The work chants are ways to get a team to sort of work together, right? It’s the same idea when you’re talking about liberation. You’re going to work yourself into this state where you’re going to move in in a way that is unstoppable to get to your goal tirelessly, to the end.
There also seems to be an Afro-Futurist, Sun Ra kind of vibe to the album—particularly in a song like, ‘Umbo (Come Down),’ with the line ‘This ship can be flown.’ It has the sense of a music that is both ancestral and forward-thinking, and also the hopes of traveling to a place where you can be free. Was that intentional?
It’s quite intentional. A lot of times during the record, I’m making reference to a world that that we can sense, but that is somehow invisible to us, and the idea of where that invisible world is. Does it exist? How do we access that?
In science fiction we think about space travel in the ship, but a ship can also be our bodies and our minds. Our souls can also be a vessel. So when I say, ‘the ship can be flown,’ I’m thinking about all of those connotations.
The idea is that things can change, they can progress, we can move from one point to the other. Bad can become good, negative can become positive.
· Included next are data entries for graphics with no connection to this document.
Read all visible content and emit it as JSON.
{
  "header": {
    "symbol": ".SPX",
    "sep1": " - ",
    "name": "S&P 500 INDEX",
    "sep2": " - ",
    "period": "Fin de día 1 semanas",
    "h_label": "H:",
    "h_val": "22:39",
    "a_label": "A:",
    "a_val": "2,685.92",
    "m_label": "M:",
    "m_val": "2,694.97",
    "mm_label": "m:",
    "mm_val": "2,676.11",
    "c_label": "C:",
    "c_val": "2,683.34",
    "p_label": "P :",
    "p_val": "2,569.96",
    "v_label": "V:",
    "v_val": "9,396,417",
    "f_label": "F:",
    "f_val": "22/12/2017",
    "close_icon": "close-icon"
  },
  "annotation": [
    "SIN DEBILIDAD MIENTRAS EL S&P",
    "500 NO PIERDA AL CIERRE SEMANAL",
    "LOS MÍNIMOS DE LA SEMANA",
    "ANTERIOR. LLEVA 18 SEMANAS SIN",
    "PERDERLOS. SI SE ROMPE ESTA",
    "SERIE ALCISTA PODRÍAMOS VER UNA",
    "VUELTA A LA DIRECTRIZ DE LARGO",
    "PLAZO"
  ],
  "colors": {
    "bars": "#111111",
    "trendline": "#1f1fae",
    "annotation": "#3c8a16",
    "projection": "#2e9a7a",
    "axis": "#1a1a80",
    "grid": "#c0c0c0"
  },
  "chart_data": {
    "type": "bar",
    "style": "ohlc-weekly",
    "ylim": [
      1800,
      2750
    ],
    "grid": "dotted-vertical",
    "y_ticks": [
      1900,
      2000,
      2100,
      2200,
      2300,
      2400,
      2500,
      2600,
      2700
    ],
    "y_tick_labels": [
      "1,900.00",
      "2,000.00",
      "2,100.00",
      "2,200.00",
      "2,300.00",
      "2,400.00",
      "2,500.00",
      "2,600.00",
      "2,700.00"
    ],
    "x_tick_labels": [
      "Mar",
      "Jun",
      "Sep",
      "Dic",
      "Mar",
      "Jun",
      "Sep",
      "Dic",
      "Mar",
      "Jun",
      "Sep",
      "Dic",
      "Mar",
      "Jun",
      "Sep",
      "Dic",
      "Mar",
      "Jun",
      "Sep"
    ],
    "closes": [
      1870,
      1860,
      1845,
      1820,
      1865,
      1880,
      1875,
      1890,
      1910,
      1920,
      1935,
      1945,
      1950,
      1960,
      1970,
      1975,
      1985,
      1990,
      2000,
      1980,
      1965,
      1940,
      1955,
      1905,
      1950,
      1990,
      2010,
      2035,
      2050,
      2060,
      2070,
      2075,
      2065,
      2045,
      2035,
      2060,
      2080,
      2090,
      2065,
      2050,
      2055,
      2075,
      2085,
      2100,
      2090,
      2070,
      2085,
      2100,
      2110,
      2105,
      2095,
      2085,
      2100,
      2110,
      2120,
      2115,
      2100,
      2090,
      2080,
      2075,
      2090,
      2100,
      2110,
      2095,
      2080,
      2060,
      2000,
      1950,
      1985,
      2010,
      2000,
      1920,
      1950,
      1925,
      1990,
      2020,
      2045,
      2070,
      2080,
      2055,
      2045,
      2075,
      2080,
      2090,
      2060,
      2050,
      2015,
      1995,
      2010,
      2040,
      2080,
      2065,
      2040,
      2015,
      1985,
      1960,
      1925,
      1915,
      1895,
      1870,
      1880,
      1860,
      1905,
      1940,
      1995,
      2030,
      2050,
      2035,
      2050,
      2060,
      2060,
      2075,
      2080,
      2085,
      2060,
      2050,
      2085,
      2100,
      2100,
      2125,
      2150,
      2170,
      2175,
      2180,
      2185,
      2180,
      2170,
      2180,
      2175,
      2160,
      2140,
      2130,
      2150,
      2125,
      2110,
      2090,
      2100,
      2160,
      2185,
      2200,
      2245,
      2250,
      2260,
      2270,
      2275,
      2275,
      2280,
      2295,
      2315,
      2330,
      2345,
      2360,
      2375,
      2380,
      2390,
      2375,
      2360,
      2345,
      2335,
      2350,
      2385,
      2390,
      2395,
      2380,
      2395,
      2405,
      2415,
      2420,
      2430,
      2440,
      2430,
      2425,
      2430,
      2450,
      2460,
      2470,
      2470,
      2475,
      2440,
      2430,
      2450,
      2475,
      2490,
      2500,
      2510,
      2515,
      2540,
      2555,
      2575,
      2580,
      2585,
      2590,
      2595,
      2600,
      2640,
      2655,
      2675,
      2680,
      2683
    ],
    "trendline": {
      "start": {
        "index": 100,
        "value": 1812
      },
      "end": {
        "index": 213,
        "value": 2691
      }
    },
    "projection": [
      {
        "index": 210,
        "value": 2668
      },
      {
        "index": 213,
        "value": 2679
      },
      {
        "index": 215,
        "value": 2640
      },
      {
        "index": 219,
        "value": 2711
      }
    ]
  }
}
It’s a reoccurring element in the record itself—the idea that we can change.
I had to work through a lot of sadness and loss in my life, and I’ve actually actively been working to change the person that I am—what I have been in the past—to become a better person. That’s something I’ve been focusing on, and that’s definitely one of the things I’m trying to communicate in the record as well: we can change, you can progress.
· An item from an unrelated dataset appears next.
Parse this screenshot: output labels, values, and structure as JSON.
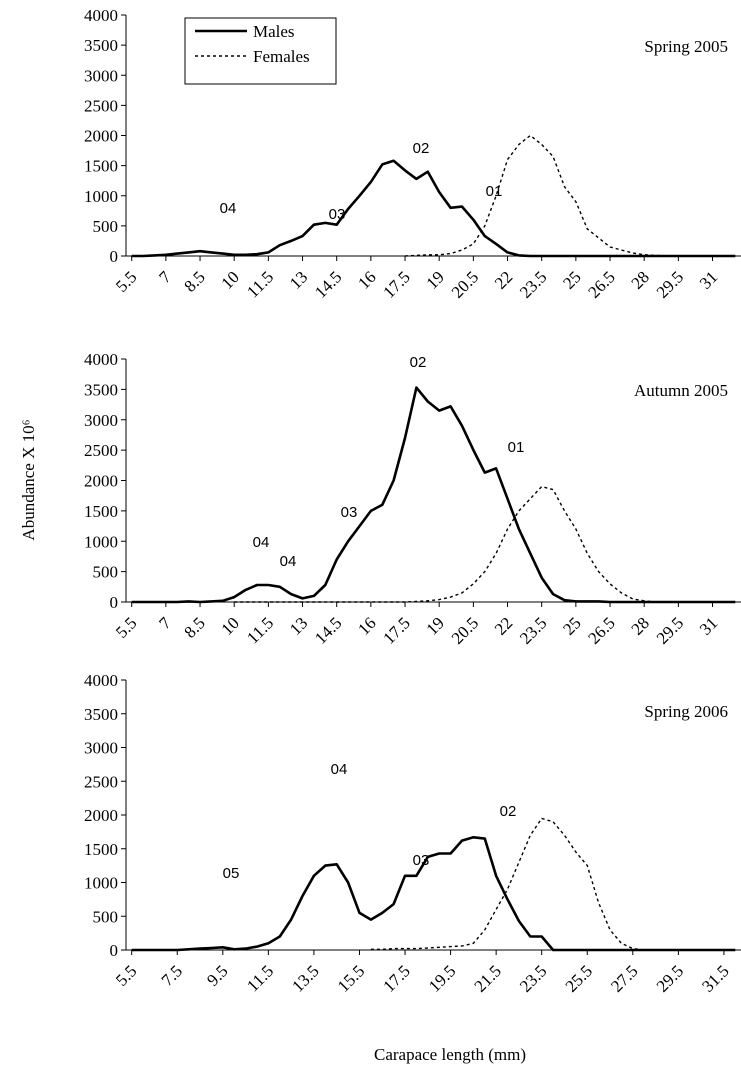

If you were speaking to yourself, a young ‘Mark Underwood’ in Goshen, being where you are today, what would you say to him?
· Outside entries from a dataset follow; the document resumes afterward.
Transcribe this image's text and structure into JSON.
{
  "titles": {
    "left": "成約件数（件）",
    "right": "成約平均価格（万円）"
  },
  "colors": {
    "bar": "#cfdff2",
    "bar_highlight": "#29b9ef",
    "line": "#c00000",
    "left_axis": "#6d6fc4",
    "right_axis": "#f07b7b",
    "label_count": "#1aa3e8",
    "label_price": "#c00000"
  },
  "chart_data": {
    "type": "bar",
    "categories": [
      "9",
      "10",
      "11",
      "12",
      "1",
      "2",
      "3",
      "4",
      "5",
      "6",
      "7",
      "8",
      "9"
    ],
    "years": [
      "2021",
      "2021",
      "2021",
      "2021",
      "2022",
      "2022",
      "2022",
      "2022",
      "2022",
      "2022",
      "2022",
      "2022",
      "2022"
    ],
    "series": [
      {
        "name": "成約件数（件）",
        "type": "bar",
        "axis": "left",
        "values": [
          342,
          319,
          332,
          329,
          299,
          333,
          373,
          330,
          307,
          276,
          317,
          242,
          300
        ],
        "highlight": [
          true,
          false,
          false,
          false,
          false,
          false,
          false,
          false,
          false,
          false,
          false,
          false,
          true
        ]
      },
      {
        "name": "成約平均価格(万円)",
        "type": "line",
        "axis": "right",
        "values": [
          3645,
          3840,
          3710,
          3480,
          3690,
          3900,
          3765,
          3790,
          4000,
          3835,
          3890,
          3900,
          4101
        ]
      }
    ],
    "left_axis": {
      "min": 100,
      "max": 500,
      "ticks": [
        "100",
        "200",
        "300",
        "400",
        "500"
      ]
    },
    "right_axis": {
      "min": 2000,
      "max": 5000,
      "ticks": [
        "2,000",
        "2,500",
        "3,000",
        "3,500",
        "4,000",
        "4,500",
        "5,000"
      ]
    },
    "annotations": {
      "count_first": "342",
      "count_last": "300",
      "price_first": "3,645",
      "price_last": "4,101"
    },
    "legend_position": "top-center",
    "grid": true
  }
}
In a nutshell, I would just say, ‘Break out of all boxes. Don’t let anyone define you. Break out of any box anyone tries to put you in. And remember that our home is Africa, that’s where we’ve come from, but the journey was also through the Caribbean. And we have brothers and sisters that are in the Caribbean, in Mexico and Colombia and Venezuela and Brazil and that’s all part of our family as well. And so our history, when we trace it back to the source, we cannot forget about the Caribbean and Latin America because that’s part of our journey as well. And the walls that people put between our communities can be broken down.The idea of you picking up and going to Brazil or going to Mexico or going to Venezuela is just as real as you going to Indianapolis or going to New York or any of those places! The world is open, and it’s open for us and we can explore it.’
My story is not an anomaly, I’m not an anomaly, I’m nothing special. I just decided to take a risk and anyone can do it. I encourage everyone to do that. The language is just another barrier to be broken.
My favorite picture of Malcolm X is the one where he’s standing in front of the pyramids and he’s in a suit and tie. And to imagine an African American just picking up and going to Egypt to see the pyramids! That was crazy talk to me as a kid!
But it’s real. This is our world and it’s here for us too.